A la demande de Mme Saran, je vous met une page de lecture tirée d'un livre de Colette
LE CHAT
Il n'y a pas de chats ordinaires. Il y a des chats malheureux, des chats obligés à la dissimulation, des chats méconnus, des chats qu'.une'inguérissable erreur humaine distribue à des mains indignes, des chats qui attendent, leur vie durant, une récom­pense qui ne viendra jamais : la compréhension et la pitié. Mais tant de misère et de malchance ne suf­fisent pas à former un chat ordinaire.
La castration même ne ravale pas le caractère du félin domestique. Kiki-la-Doucette, parfaitement neutralisé dès son jeune âge, n'avait subi qu'une diminution physique. Une gaieté intacte illuminait ses yeux verts de magnifique bâtard, rayé à poils très longs, avec un peu de blanc au long du ventre. Il chassait et combattait ; les matous campagnards apprirent vite à craindre la stratégie qu'il inventa ; bloquant un chat au bas d'un étage de cave, Kiki-la-Doucette prenait son élan et s'abattait sur son ennemi en planant comme un polatouche.

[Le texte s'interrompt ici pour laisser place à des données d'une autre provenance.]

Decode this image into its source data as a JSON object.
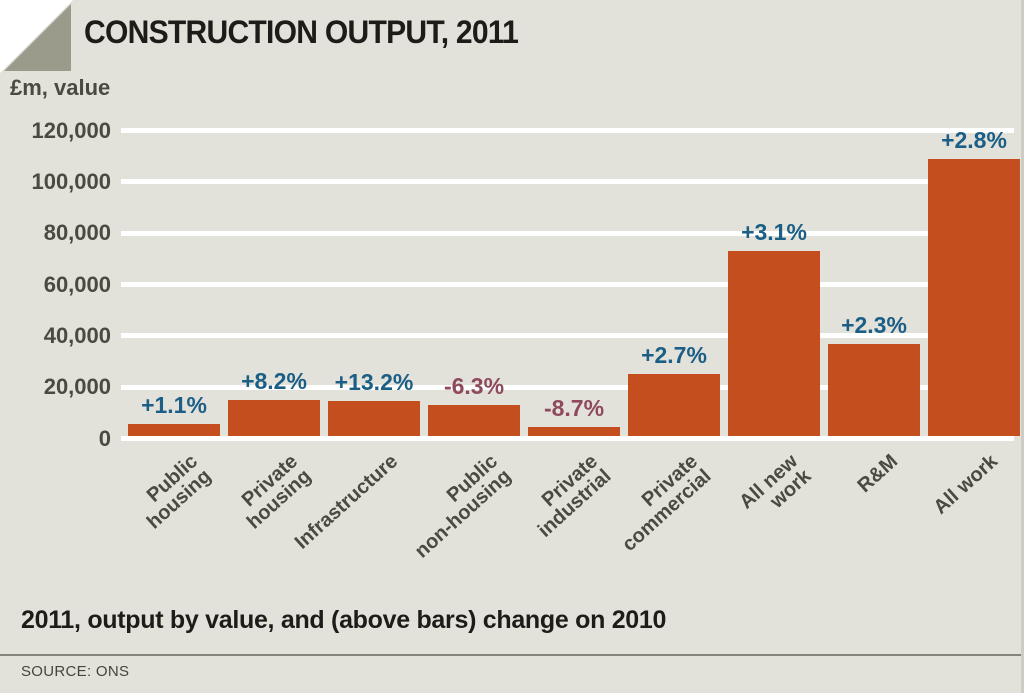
{
  "header": {
    "title": "CONSTRUCTION OUTPUT, 2011"
  },
  "chart_data": {
    "type": "bar",
    "title": "CONSTRUCTION OUTPUT, 2011",
    "unit_label": "£m, value",
    "categories": [
      "Public\nhousing",
      "Private\nhousing",
      "Infrastructure",
      "Public\nnon-housing",
      "Private\nindustrial",
      "Private\ncommercial",
      "All new\nwork",
      "R&M",
      "All work"
    ],
    "values": [
      4500,
      14000,
      13500,
      12000,
      3500,
      24000,
      72000,
      36000,
      108000
    ],
    "change_on_2010": [
      "+1.1%",
      "+8.2%",
      "+13.2%",
      "-6.3%",
      "-8.7%",
      "+2.7%",
      "+3.1%",
      "+2.3%",
      "+2.8%"
    ],
    "y_ticks": [
      {
        "label": "120,000",
        "value": 120000
      },
      {
        "label": "100,000",
        "value": 100000
      },
      {
        "label": "80,000",
        "value": 80000
      },
      {
        "label": "60,000",
        "value": 60000
      },
      {
        "label": "40,000",
        "value": 40000
      },
      {
        "label": "20,000",
        "value": 20000
      },
      {
        "label": "0",
        "value": 0
      }
    ],
    "ylim": [
      0,
      120000
    ],
    "grid": true,
    "legend": false,
    "bar_color": "#c44e1e",
    "positive_change_color": "#1b5e86",
    "negative_change_color": "#8e4a5a"
  },
  "footer": {
    "caption": "2011, output by value, and (above bars) change on 2010",
    "source": "SOURCE: ONS"
  },
  "colors": {
    "page_background": "#ffffff",
    "panel_background": "#e3e2da",
    "gridline": "#ffffff",
    "corner_triangle": "#9b9b8b",
    "title_text": "#1d1c19",
    "axis_text": "#4a4942"
  }
}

Chaque chat rencontré m'a fourni l'exemple d'une vertu personnelle, et donné à croire que j'avais à peindre chaque fois le chat qui ne fût né, qui n'eût vécu que pour moi.
A tant de lignes survivront peu de pages. Il méri­tait mieux, l'animal à qui le créateur fit le plus grand œil, le plus doux pelage, la narine suprême­ment délicate, l'oreille mobile, la patte sans rivale et la griffe courbe empruntée au rosier ; l'animal le plus traqué, le moins heureux et, comme dit Pierre Loti, la bête la mieux organisée pour souffrir.
Je n'ai guère cessé de chanter le chat. Mon los sans doute ne prendra fin qu'avec moi-même. Une grande vague, qui n'est point affaire de pusillanime tendresse, me mène, me ramène à lui ; c'est que souvent le chat, de par sa prédilection et sa fidélité, m'a semblé encore plus soucieux de moi que je n'étais occupée de lui.